El knew. He just didn't want to say it aloud. No telling which of the other preachers had the place bugged.
"How much we talkin' here? Round numbers."
"Maybe twenty million. Enough to keep us afloat until things settle down."
The Reverend Eldon Sluggard dismissed his advisers. Fleecing the elderly was one thing. Knocking them off was another. It wasn't that he was squeamish. A man who accepts the checks of people on welfare and the poor-which was the demographic group that Get with God appealed to-had no cause to cringe from any tactic. It's just that Eldon Sluggard wanted to figure out a foolproof escape plan if the law got involved.
Reverend Eldon Sluggard was considering what he would do when he was buzzed that a visitor was here to see him. A visitor called Victoria Hoar, he was told. He started to say, "Not today," when she stepped in. She was tall and slim-hipped and pert-busted and everything that his ex-wife Griselda was not. She put out a tapered hand and instinctively Reverend Eldon Sluggard took it.
She smiled. And for the first time, Eldon Sluggard started having trouble keeping his attraction from showing through his trouser fabric.
 
; "You have a problem, Reverend Sluggard," Victoria Hoar said coolly. "And I believe I can solve it."
"You can? You mean here and now?"
"Not quite that quickly or easily, I'm afraid."
"Oh," said Reverend Sluggard, his hand freezing on his fly.
Victoria Hoar looked down at the bulge of Reverend Sluggard's crotch and gave him an assured smile. "Perhaps that problem too."
And before he knew what was happening, she had led him out of the building to his two-hundred-foot yacht, which was down in the books as the ministry's floating chapel, and to his personal stateroom, and to his four-poster bed.

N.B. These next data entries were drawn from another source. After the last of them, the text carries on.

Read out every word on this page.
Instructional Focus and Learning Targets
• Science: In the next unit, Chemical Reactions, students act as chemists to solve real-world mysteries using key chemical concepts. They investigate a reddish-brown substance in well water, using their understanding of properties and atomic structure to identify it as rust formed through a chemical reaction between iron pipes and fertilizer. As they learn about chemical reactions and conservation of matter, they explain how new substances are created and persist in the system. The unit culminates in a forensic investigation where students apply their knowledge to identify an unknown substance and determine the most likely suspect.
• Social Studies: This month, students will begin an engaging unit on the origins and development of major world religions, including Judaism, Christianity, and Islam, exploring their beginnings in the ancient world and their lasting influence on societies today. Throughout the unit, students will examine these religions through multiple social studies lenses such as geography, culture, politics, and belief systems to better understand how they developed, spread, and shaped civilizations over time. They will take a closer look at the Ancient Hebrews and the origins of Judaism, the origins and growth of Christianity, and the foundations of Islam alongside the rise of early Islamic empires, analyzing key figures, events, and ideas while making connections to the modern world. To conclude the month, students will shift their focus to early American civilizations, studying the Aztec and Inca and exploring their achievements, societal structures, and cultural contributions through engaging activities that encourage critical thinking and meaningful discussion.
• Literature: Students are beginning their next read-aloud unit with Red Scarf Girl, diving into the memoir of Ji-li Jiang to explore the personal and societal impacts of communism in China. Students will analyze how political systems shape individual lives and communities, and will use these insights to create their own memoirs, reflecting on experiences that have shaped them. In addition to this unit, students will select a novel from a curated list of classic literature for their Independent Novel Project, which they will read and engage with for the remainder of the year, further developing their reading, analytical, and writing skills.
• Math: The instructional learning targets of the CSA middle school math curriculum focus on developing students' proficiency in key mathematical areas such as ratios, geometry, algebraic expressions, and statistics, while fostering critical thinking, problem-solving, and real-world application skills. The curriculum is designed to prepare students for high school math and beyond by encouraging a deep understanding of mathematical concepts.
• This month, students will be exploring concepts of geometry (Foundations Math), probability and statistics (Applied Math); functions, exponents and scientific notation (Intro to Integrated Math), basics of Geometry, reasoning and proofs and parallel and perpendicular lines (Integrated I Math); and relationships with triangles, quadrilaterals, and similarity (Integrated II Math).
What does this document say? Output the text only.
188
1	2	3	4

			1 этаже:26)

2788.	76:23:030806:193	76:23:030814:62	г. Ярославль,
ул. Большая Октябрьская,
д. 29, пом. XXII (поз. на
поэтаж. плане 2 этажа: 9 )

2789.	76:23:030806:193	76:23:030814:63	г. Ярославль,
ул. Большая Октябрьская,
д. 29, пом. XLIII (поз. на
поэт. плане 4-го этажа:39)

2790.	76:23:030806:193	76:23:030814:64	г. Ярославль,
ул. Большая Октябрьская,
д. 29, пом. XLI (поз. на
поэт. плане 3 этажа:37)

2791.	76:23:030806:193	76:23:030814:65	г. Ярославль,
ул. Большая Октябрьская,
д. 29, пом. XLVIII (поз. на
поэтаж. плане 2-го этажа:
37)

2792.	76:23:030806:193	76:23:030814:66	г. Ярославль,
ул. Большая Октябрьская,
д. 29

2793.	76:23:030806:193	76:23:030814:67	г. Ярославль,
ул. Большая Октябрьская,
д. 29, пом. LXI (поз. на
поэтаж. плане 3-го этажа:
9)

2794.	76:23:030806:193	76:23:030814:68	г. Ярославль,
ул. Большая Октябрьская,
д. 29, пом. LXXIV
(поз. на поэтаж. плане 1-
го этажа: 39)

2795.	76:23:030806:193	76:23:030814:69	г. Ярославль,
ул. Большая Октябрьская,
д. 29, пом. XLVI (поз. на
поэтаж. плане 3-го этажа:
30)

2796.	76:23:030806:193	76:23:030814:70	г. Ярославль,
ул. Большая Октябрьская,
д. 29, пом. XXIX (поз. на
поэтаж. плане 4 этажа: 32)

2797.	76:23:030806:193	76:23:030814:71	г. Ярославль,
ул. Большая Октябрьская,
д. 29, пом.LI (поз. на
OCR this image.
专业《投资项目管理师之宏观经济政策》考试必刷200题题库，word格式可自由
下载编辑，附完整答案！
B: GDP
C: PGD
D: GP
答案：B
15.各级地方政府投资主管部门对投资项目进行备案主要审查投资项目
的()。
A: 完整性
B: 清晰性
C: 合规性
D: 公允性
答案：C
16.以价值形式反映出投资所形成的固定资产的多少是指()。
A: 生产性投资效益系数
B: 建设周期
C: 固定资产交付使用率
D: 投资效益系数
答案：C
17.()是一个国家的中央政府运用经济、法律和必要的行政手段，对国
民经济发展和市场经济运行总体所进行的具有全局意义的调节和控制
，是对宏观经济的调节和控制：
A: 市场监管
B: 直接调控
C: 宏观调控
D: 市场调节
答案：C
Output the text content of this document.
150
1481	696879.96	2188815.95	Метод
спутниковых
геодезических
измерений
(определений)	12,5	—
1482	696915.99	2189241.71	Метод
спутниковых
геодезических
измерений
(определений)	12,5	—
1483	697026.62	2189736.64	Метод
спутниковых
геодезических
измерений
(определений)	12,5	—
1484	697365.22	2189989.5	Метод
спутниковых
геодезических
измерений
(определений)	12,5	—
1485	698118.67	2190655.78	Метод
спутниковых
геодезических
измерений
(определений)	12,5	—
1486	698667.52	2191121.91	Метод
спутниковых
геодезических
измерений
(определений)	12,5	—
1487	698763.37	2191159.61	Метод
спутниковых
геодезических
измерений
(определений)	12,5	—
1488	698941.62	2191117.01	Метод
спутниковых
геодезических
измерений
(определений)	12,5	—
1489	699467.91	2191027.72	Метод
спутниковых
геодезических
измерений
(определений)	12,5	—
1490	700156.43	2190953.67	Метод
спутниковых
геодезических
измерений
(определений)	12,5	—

"How'd you know Ah sleep here?" he asked as he kicked off his shoes. Victoria Hoar was undoing her brassiere. It was the kind that clasped in front. Eldon Sluggard had a weakness for that kind of bra.
"The same way I know a lot of things," she said, unzipping her skirt. Eldon Sluggard was so captivated by the way she undressed herself that he stared dumbfounded, forgetting that he was in the middle of unbuttoning his shirt.
"Yeah? Like what?" he asked.
"Like you've been divorced for almost a year and you don't dare date because of who you are and how much money you're worth. You can't remarry because your alimony is one of the contributing causes to your ministry's financial problems." She folded her skirt neatly and laid it across the back of a chair. Eldon liked that. Most women didn't have the presence of mind. They usually let their clothes drop to the floor. "And that you've been as horny as a ram since your wife divorced you."
"Since before that. She got fat. The bitch."
"Some women do when they get to her age."
"She could have warned me. It was in her damn genes." Eldon's voice trailed off. The panties were coming down, crisp and white. They joined the skirt on the chair, and Victoria Hoar, walking like Belit through a Cecil B. DeMille film, joined him on the bed.
"You seem to know a lot about me," he muttered.
"Almost everything. Now let me help you finish undressing and later we can talk about my ideas to rescue your ministry."
"Just a minute," said Eldon suddenly, his eyes coming into focus. "Ah forgot something."
Eldon Sluggard hopped off the bed and got down on his hands and knees. Taking a heavy flashlight, he shone it under the bed.